From yesterday’s ‘Myth Buster’ article.
Myth: Drop sets and “feeling the burn” are the best ways to stimulate muscle fibers.
Mythbuster: Christian Thibaudeau
No training technique is totally ineffective, provided it’s used in a smart way. Drop sets are no exception, as long as you understand the downsides of using them ? and they have a lot of downsides.
For starters, they’re extremely hard on the CNS (central nervous system). This is because an increase in intramuscular acidity, along with the accumulation of several different metabolites (such as hydrogen ions), makes the contraction process much harder.
Any time you have the ‘‘burn’’ sensation, the nervous system must work harder to recruit the muscle fibers necessary to perform the action required. This doesn’t mean we should avoid any training technique that leads to a great pump or that takes us to failure. The CNS needs to be challenged, same as your heart, your lungs, your skeletal muscles, or any other system that’s linked to your goals in the gym. But too much stimulation can lead to central fatigue, which we don’t want.
That brings me to the second downside. To add that CNS-challenging volume, you have to cut the load in a major way. And I fail to see where such a drastic reduction in training weight would stimulate more fibers to grow. Unless you’re a beginner, you should train with at least 70 percent of your one-rep max to stimulate growth. You can’t do that with traditional drop sets.
Let’s say your max in the lift you’re drop setting is 150 pounds, and you start out with 125 pounds ? 80 percent of your max. You go to failure, then drop the weight by 30 pounds. You’re now using 95 pounds, or 63 percent of your max. If you go to failure again, and drop by another 30 pounds, you’re now at 65 pounds, or 43 percent of your max.

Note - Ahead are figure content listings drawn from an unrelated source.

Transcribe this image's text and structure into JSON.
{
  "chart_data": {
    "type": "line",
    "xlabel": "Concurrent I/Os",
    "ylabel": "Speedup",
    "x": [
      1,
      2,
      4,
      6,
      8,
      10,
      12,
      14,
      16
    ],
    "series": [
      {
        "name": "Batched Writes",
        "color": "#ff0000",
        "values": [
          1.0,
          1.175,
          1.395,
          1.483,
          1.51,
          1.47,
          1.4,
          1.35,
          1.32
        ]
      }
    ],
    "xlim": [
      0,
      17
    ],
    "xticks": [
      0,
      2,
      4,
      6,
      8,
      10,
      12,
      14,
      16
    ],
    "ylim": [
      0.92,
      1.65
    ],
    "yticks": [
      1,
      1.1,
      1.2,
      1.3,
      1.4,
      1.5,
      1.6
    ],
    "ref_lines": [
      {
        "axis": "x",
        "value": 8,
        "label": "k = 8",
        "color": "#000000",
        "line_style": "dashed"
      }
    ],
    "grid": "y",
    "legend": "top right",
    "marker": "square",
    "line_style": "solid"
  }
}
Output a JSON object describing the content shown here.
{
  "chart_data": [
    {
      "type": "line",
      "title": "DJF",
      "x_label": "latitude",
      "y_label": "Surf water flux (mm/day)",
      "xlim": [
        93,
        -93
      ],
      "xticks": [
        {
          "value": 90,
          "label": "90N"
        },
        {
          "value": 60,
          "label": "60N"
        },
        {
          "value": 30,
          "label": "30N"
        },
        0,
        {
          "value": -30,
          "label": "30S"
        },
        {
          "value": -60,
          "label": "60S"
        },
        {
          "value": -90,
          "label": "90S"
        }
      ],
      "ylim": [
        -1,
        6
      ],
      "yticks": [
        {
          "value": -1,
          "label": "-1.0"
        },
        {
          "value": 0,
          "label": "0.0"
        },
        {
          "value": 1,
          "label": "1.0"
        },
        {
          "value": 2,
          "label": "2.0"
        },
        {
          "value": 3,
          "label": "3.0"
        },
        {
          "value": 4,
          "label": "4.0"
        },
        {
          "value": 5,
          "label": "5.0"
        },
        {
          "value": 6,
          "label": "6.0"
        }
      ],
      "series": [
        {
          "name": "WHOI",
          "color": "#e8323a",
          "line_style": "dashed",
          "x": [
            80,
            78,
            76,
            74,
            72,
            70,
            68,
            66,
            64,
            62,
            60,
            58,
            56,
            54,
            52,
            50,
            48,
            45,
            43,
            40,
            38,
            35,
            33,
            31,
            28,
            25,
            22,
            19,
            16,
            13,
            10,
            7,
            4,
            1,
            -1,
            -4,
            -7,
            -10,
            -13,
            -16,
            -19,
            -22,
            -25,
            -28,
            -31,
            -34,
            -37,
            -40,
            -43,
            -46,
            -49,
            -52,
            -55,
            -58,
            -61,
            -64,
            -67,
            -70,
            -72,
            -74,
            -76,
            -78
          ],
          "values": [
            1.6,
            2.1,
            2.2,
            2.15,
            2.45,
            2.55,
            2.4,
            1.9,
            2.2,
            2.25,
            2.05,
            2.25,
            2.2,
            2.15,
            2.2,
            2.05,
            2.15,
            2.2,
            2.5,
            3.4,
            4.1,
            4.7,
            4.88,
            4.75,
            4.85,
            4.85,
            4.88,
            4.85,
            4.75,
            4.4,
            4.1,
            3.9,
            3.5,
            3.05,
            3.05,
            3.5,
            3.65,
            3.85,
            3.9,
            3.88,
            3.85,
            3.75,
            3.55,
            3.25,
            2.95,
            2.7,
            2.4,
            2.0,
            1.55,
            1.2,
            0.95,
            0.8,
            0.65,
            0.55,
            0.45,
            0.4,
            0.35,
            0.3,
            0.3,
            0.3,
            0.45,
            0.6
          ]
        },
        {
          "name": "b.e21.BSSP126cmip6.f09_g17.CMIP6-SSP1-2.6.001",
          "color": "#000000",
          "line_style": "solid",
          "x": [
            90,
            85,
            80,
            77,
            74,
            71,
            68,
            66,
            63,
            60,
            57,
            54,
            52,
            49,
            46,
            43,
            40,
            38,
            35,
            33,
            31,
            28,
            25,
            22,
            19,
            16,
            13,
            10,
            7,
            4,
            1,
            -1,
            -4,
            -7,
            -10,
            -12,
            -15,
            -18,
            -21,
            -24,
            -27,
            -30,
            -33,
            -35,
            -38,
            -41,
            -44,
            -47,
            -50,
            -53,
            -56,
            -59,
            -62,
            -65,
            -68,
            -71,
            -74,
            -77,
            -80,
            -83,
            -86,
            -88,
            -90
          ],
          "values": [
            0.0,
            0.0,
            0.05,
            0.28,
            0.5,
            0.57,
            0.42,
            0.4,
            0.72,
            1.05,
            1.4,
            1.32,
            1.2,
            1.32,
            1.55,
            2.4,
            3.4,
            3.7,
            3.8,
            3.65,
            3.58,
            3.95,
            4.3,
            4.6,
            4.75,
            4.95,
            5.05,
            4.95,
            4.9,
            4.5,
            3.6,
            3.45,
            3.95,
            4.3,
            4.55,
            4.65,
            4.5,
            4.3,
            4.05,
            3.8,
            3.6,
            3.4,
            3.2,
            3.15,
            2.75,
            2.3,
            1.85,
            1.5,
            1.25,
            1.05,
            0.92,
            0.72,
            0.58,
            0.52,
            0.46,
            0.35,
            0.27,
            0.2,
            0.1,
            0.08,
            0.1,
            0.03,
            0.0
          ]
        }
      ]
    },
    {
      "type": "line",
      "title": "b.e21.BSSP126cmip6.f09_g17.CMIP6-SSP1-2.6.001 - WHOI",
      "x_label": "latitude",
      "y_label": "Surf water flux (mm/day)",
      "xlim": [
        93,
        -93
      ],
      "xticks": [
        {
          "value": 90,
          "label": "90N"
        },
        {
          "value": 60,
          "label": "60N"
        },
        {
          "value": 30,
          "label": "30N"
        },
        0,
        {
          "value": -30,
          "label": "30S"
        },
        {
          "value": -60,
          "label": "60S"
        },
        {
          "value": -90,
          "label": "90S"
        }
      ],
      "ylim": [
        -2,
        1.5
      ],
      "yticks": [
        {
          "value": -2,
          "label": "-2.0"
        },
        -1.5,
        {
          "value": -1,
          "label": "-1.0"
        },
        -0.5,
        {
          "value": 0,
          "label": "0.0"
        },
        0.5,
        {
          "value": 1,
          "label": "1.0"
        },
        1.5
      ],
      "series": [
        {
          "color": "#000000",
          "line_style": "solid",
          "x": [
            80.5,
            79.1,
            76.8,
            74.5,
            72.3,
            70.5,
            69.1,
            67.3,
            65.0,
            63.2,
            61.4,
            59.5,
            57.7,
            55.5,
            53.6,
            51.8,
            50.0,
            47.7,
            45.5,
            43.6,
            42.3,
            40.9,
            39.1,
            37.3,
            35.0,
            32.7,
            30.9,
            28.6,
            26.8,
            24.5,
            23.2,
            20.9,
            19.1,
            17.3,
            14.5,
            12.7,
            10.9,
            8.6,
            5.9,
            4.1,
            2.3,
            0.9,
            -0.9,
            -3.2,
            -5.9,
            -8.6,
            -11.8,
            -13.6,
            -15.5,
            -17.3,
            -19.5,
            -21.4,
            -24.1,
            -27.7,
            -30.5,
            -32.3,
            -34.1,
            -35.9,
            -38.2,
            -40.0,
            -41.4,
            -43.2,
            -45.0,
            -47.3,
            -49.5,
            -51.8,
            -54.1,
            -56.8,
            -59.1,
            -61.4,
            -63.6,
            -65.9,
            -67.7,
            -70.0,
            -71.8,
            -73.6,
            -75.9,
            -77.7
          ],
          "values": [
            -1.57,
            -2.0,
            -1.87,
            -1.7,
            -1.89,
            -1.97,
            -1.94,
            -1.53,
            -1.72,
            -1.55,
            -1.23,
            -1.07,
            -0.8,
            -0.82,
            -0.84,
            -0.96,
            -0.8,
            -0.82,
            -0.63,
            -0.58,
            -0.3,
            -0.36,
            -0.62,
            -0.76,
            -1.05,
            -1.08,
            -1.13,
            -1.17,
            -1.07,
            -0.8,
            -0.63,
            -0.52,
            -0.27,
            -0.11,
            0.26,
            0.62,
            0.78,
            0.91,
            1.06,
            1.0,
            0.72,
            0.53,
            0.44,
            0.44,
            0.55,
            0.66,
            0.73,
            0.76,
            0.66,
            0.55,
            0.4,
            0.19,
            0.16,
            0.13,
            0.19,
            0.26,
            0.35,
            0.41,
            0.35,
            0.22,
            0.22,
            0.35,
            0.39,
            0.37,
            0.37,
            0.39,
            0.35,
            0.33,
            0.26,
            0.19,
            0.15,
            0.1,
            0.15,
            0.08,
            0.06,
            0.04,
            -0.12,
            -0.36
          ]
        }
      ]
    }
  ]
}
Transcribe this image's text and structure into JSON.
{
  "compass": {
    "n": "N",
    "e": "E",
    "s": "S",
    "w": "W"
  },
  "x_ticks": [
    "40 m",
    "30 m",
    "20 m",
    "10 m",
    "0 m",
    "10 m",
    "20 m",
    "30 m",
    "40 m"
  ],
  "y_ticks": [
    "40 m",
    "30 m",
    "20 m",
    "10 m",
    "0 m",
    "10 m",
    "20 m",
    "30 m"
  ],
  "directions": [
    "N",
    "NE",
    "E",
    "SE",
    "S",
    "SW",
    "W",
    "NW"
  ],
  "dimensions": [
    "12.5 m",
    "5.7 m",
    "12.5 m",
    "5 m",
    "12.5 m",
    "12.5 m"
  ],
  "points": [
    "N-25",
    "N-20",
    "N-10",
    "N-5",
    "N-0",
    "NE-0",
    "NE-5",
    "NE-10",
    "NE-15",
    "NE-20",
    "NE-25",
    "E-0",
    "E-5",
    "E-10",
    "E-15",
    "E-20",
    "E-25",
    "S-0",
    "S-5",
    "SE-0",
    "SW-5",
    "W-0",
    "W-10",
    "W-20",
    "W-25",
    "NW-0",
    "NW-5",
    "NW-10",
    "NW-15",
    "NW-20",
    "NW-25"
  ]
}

So, even though you just worked your ass off, you were using an insufficient load for two-thirds of the set. The external load wasn’t heavy enough to maximize motor-unit recruitment, and the fast-twitch fibers ? those that are the most primed for growth ? were shot after you went to failure with 80 percent of your max. After that, you were relying mostly on intermediate and slow-twitch fibers.
The increase in acidity within your muscles will lead to an increase in growth hormone and IGF-1 levels, which is certainly a benefit. But I don’t think that it comes close to compensating for the decrease in loading.
What’s the alternative? Instead of traditional drop sets, I recommend extended sets, in which you continue to work even after you’ve hit momentary muscular failure. They work well as long as you use a load heavy enough to maximize motor-unit recruitment.
Rest/Pause: Do your regular set. When you’ve completed your reps (close to failure), rest for 10 to 12 seconds. Then, with the same weight, get as many additional reps as you can.
Short drops: This is just like a traditional drop set, except you start with a relatively heavy load, and make small drops. You should never go below 70 percent of your max during the set. So you might start with 90 percent, perform three reps, drop down to 80 percent, perform a few more, then finally drop down to 70 percent and do as many reps as you can.
Mechanical drop sets: In a mechanical drop set (which I explained in much more detail here), you still focus on performing more reps once you hit failure. But instead of reducing the weight, you make a small change to the execution of the movement that allows you to get more reps with the original weight. You can change your grip, stance, or angle of movement ? whatever makes the exercise slightly easier without changing it to a completely different exercise.
If you’re ever in doubt, just remember this: The more fibers you recruit and exhaust, the more growth you get.